Categories: Recommendations
Tagged: HarperCollins Prosecast, Random House Audio Podcast
A natural follow up to My Father’s Paradise, this book is also written by a journalist investigating his family’s heritage. Patrick Tracey traveled to Ireland instead of Iraq, searching for the origins of schizophrenia rather than Jewish tradition, but ultimately the two books share a similar theme: personal reconciliation to a previously rejected familial trait. The stark difference in the two stories is that Sabar could converse with his primary source, his father, whereas Tracey could not. Schizophrenia afflicted his grandmother, uncle, and two of his sisters, but none of them could help him understand why. This incurable mental illness cast its pall over every member of Tracey’s family, and not even leaving the country could get Tracey away from it.

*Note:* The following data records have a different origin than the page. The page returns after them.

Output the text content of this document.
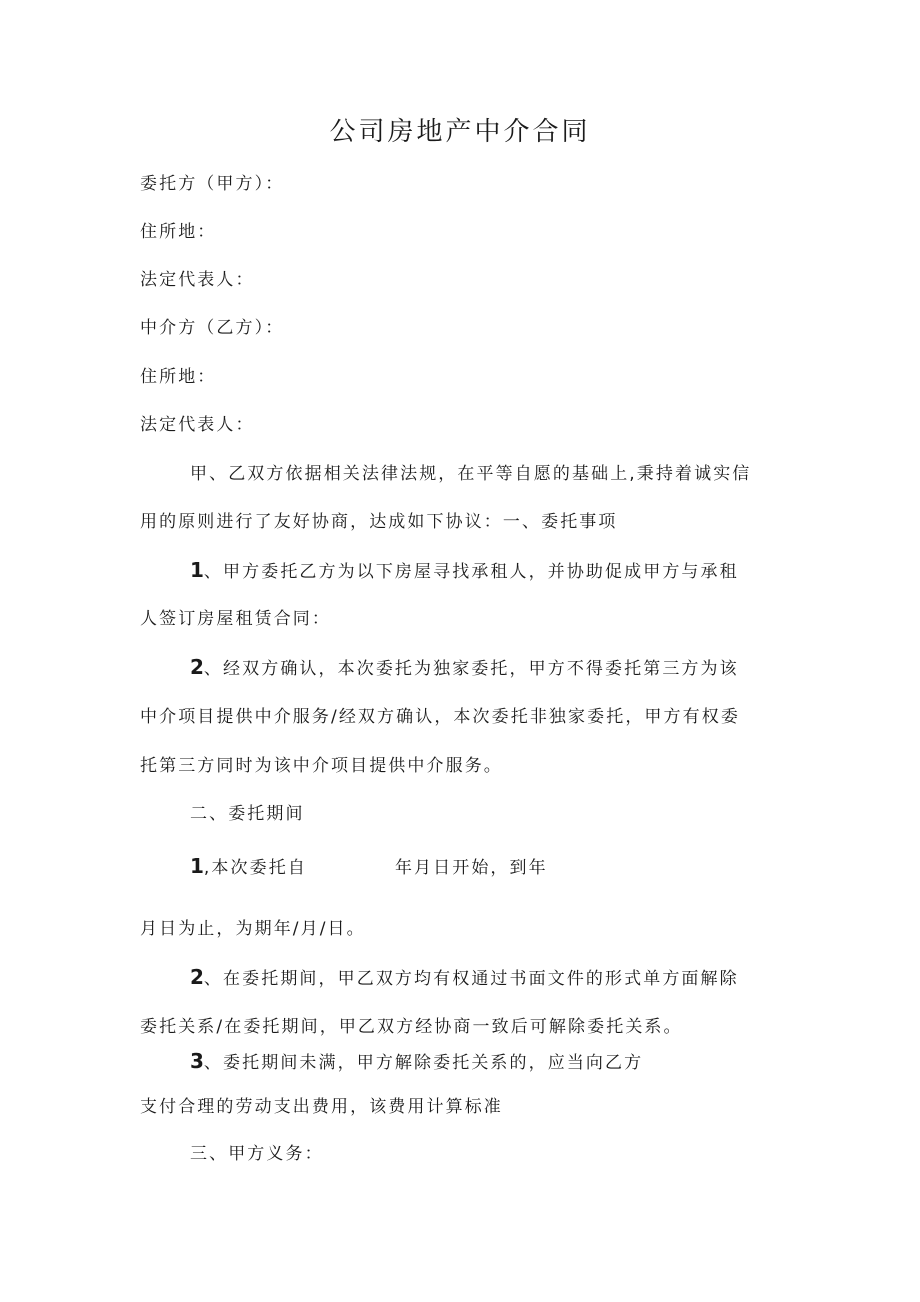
公司房地产中介合同
委托方（甲方）：
住所地：
法定代表人：
中介方（乙方）：
住所地：
法定代表人：
甲、乙双方依据相关法律法规，在平等自愿的基础上,秉持着诚实信
用的原则进行了友好协商，达成如下协议：一、委托事项
1、甲方委托乙方为以下房屋寻找承租人，并协助促成甲方与承租
人签订房屋租赁合同：
2、经双方确认，本次委托为独家委托，甲方不得委托第三方为该
中介项目提供中介服务/经双方确认，本次委托非独家委托，甲方有权委
托第三方同时为该中介项目提供中介服务。
二、委托期间
1,本次委托自	年月日开始，到年
月日为止，为期年/月/日。
2、在委托期间，甲乙双方均有权通过书面文件的形式单方面解除
委托关系/在委托期间，甲乙双方经协商一致后可解除委托关系。
3、委托期间未满，甲方解除委托关系的，应当向乙方
支付合理的劳动支出费用，该费用计算标准
三、甲方义务：
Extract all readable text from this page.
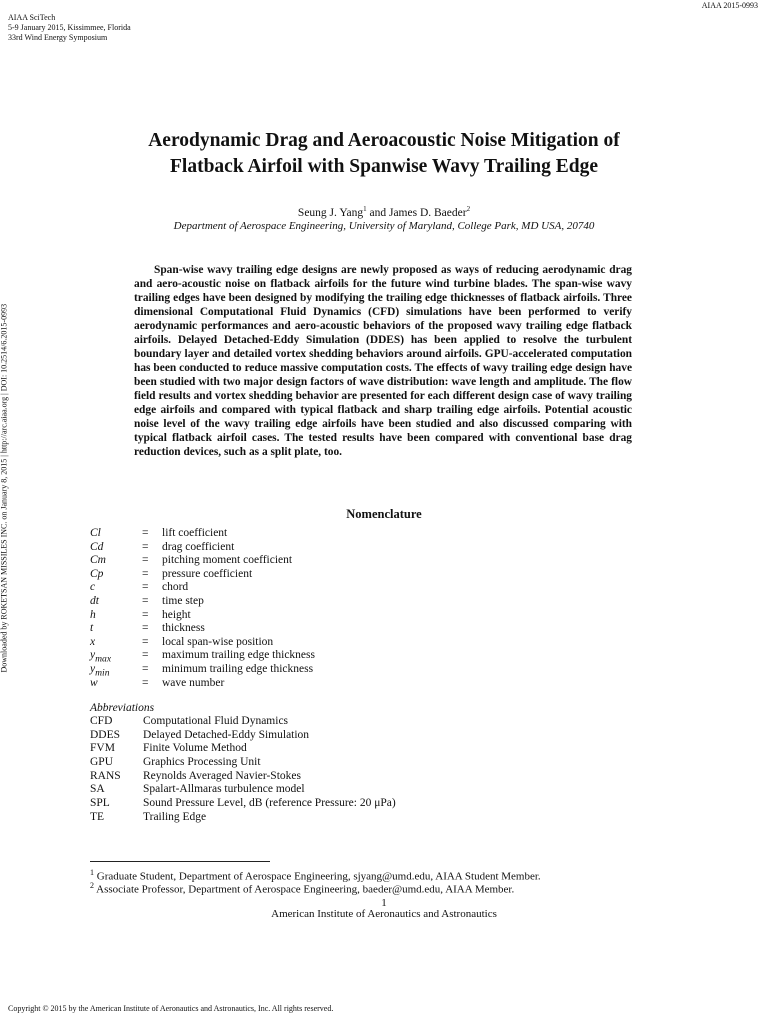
AIAA SciTech
5-9 January 2015, Kissimmee, Florida
33rd Wind Energy Symposium
AIAA 2015-0993
Downloaded by ROKETSAN MISSILES INC. on January 8, 2015 | http://arc.aiaa.org | DOI: 10.2514/6.2015-0993
Aerodynamic Drag and Aeroacoustic Noise Mitigation of
Flatback Airfoil with Spanwise Wavy Trailing Edge
Seung J. Yang$^1$ and James D. Baeder$^2$
Department of Aerospace Engineering, University of Maryland, College Park, MD USA, 20740

Span-wise wavy trailing edge designs are newly proposed as ways of reducing aerodynamic drag and aero-acoustic noise on flatback airfoils for the future wind turbine blades. The span-wise wavy trailing edges have been designed by modifying the trailing edge thicknesses of flatback airfoils. Three dimensional Computational Fluid Dynamics (CFD) simulations have been performed to verify aerodynamic performances and aero-acoustic behaviors of the proposed wavy trailing edge flatback airfoils. Delayed Detached-Eddy Simulation (DDES) has been applied to resolve the turbulent boundary layer and detailed vortex shedding behaviors around airfoils. GPU-accelerated computation has been conducted to reduce massive computation costs. The effects of wavy trailing edge design have been studied with two major design factors of wave distribution: wave length and amplitude. The flow field results and vortex shedding behavior are presented for each different design case of wavy trailing edge airfoils and compared with typical flatback and sharp trailing edge airfoils. Potential acoustic noise level of the wavy trailing edge airfoils have been studied and also discussed comparing with typical flatback airfoil cases. The tested results have been compared with conventional base drag reduction devices, such as a split plate, too.

Nomenclature
Cl	= lift coefficient
Cd	= drag coefficient
Cm	= pitching moment coefficient
Cp	= pressure coefficient
c	= chord
dt	= time step
h	= height
t	= thickness
x	= local span-wise position
$y_{max}$	= maximum trailing edge thickness
$y_{min}$	= minimum trailing edge thickness
w	= wave number
Abbreviations
CFD	Computational Fluid Dynamics
DDES Delayed Detached-Eddy Simulation
FVM Finite Volume Method
GPU	Graphics Processing Unit
RANS Reynolds Averaged Navier-Stokes
SA	Spalart-Allmaras turbulence model
SPL	Sound Pressure Level, dB (reference Pressure: 20 μPa)
TE	Trailing Edge
$^1$ Graduate Student, Department of Aerospace Engineering, sjyang@umd.edu, AIAA Student Member.
$^2$ Associate Professor, Department of Aerospace Engineering, baeder@umd.edu, AIAA Member.
1
American Institute of Aeronautics and Astronautics
Copyright © 2015 by the American Institute of Aeronautics and Astronautics, Inc. All rights reserved.
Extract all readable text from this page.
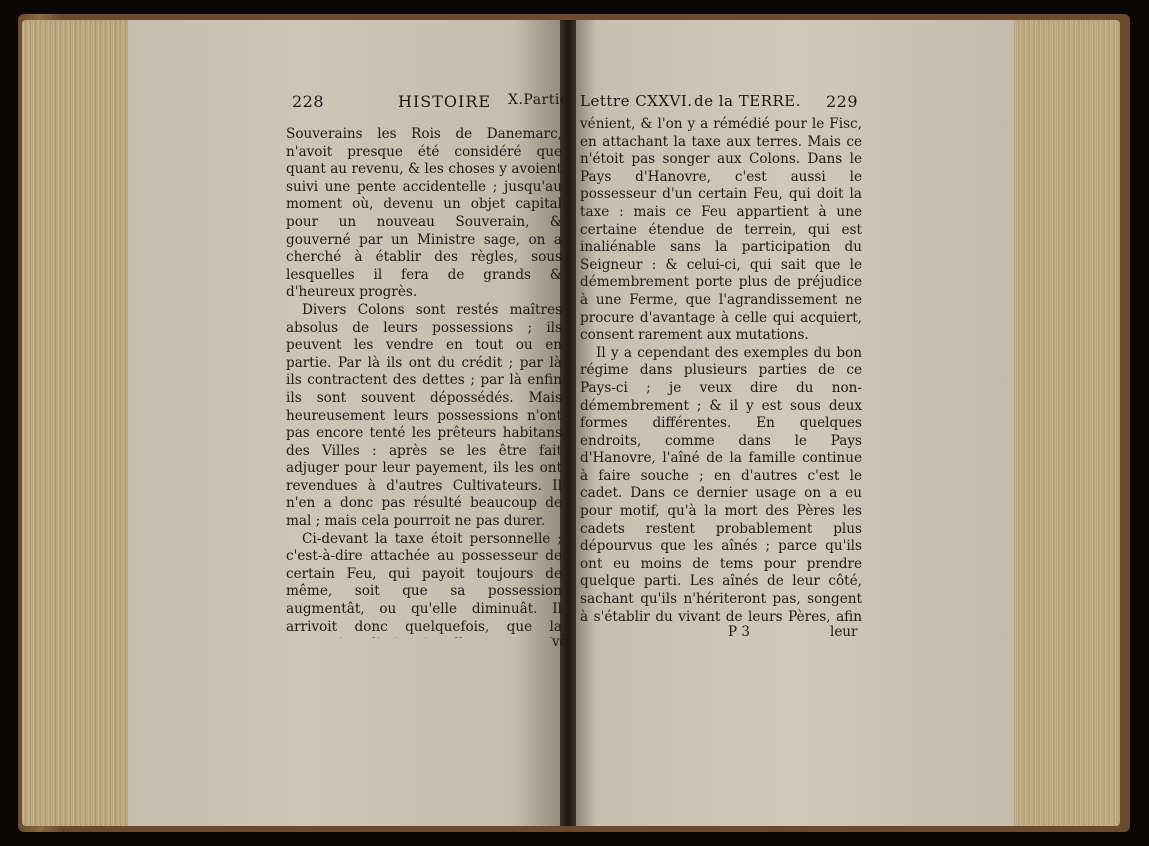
228	HISTOIRE X.Partie

Souverains les Rois de Danemarc, n'avoit presque été considéré que quant au revenu, & les choses y avoient suivi une pente accidentelle ; jusqu'au moment où, devenu un objet capital pour un nouveau Souverain, & gouverné par un Ministre sage, on a cherché à établir des règles, sous lesquelles il fera de grands & d'heureux progrès.

Divers Colons sont restés maîtres absolus de leurs possessions ; ils peuvent les vendre en tout ou en partie. Par là ils ont du crédit ; par là ils contractent des dettes ; par là enfin ils sont souvent dépossédés. Mais heureusement leurs possessions n'ont pas encore tenté les prêteurs habitans des Villes : après se les être fait adjuger pour leur payement, ils les ont revendues à d'autres Cultivateurs. Il n'en a donc pas résulté beaucoup de mal ; mais cela pourroit ne pas durer.

Ci-devant la taxe étoit personnelle ; c'est-à-dire attachée au possesseur de certain Feu, qui payoit toujours de même, soit que sa possession augmentât, ou qu'elle diminuât. Il arrivoit donc quelquefois, que la

vé
Lettre CXXVI. de la TERRE. 229

vénient, & l'on y a rémédié pour le Fisc, en attachant la taxe aux terres. Mais ce n'étoit pas songer aux Colons. Dans le Pays d'Hanovre, c'est aussi le possesseur d'un certain Feu, qui doit la taxe : mais ce Feu appartient à une certaine étendue de terrein, qui est inaliénable sans la participation du Seigneur : & celui-ci, qui sait que le démembrement porte plus de préjudice à une Ferme, que l'agrandissement ne procure d'avantage à celle qui acquiert, consent rarement aux mutations.

Il y a cependant des exemples du bon régime dans plusieurs parties de ce Pays-ci ; je veux dire du non-démembrement ; & il y est sous deux formes différentes. En quelques endroits, comme dans le Pays d'Hanovre, l'aîné de la famille continue à faire souche ; en d'autres c'est le cadet. Dans ce dernier usage on a eu pour motif, qu'à la mort des Pères les cadets restent probablement plus dépourvus que les aînés ; parce qu'ils ont eu moins de tems pour prendre quelque parti. Les aînés de leur côté, sachant qu'ils n'hériteront pas, songent à s'établir du vivant de leurs Pères, afin

P 3	leur
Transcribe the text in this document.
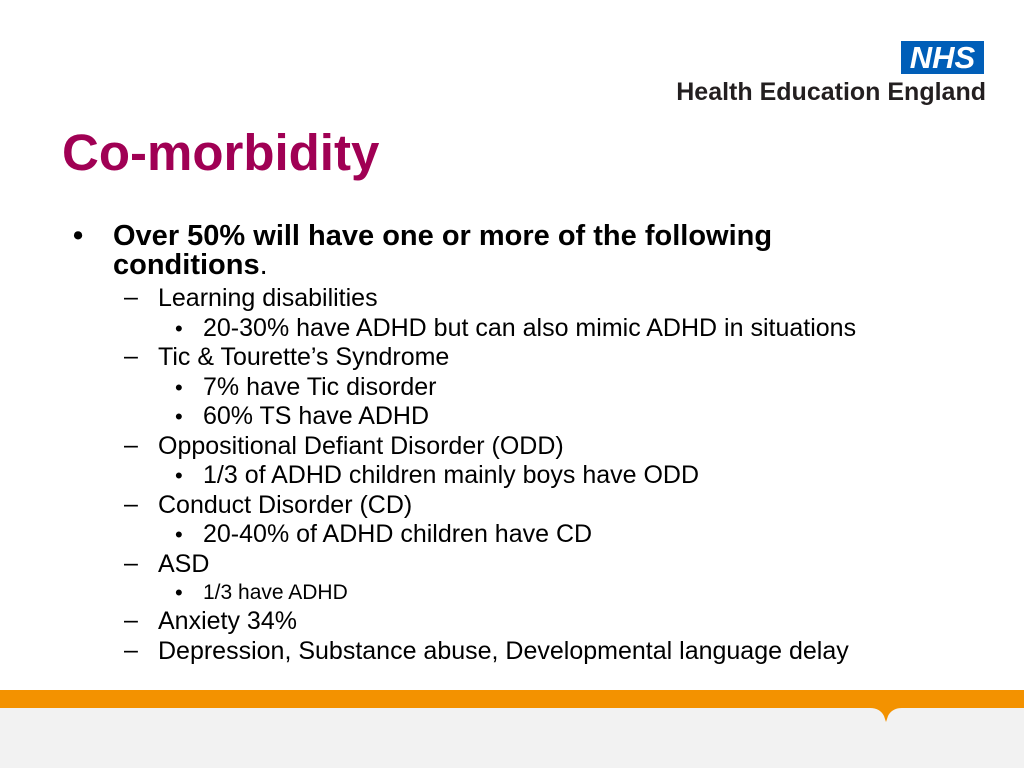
NHS
Health Education England
Co-morbidity
• Over 50% will have one or more of the following conditions.
– Learning disabilities
• 20-30% have ADHD but can also mimic ADHD in situations
– Tic & Tourette’s Syndrome
• 7% have Tic disorder
• 60% TS have ADHD
– Oppositional Defiant Disorder (ODD)
• 1/3 of ADHD children mainly boys have ODD
– Conduct Disorder (CD)
• 20-40% of ADHD children have CD
– ASD
• 1/3 have ADHD
– Anxiety 34%
– Depression, Substance abuse, Developmental language delay
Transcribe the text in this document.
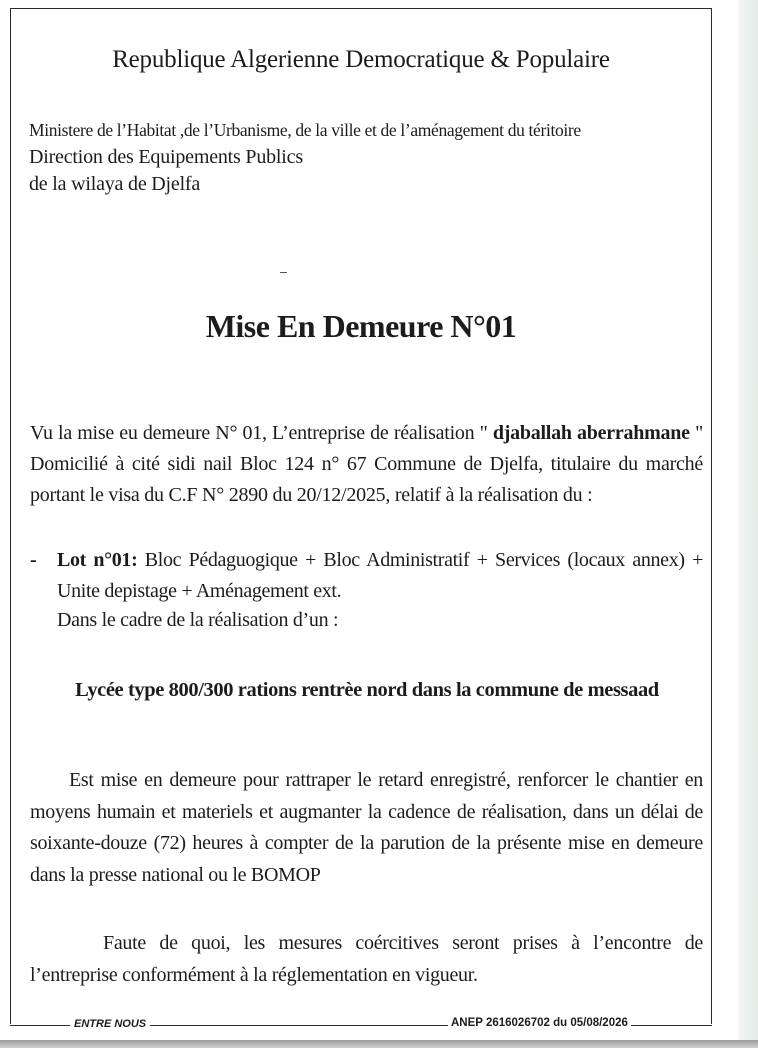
Republique Algerienne Democratique & Populaire
Ministere de l’Habitat ,de l’Urbanisme, de la ville et de l’aménagement du téritoire
Direction des Equipements Publics
de la wilaya de Djelfa
Mise En Demeure N°01
Vu la mise eu demeure N° 01, L’entreprise de réalisation " djaballah aberrahmane " Domicilié à cité sidi nail Bloc 124 n° 67 Commune de Djelfa, titulaire du marché portant le visa du C.F N° 2890 du 20/12/2025, relatif à la réalisation du :
- Lot n°01: Bloc Pédaguogique + Bloc Administratif + Services (locaux annex) + Unite depistage + Aménagement ext.
Dans le cadre de la réalisation d’un :
Lycée type 800/300 rations rentrèe nord dans la commune de messaad
Est mise en demeure pour rattraper le retard enregistré, renforcer le chantier en moyens humain et materiels et augmanter la cadence de réalisation, dans un délai de soixante-douze (72) heures à compter de la parution de la présente mise en demeure dans la presse national ou le BOMOP
Faute de quoi, les mesures coércitives seront prises à l’encontre de l’entreprise conformément à la réglementation en vigueur.
ENTRE NOUS	ANEP 2616026702 du 05/08/2026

So Tracey turned back, traveling throughout Ireland in a quest to redeem himself, if not his sisters. Tracing his grandmother’s line back another three generations, Tracey found an ancestor, Mary Egan, who emigrated to the United States during the potato famine. By the time she arrived she was schizophrenic, and she handed the illness down in her genes. This book recounts both the dead ends and the discoveries Tracey found as he ran the gamut from scientists to local historians to schizophrenia support groups in Ireland, a nation with a disproportionately large population of schizophrenics and the folklore to match.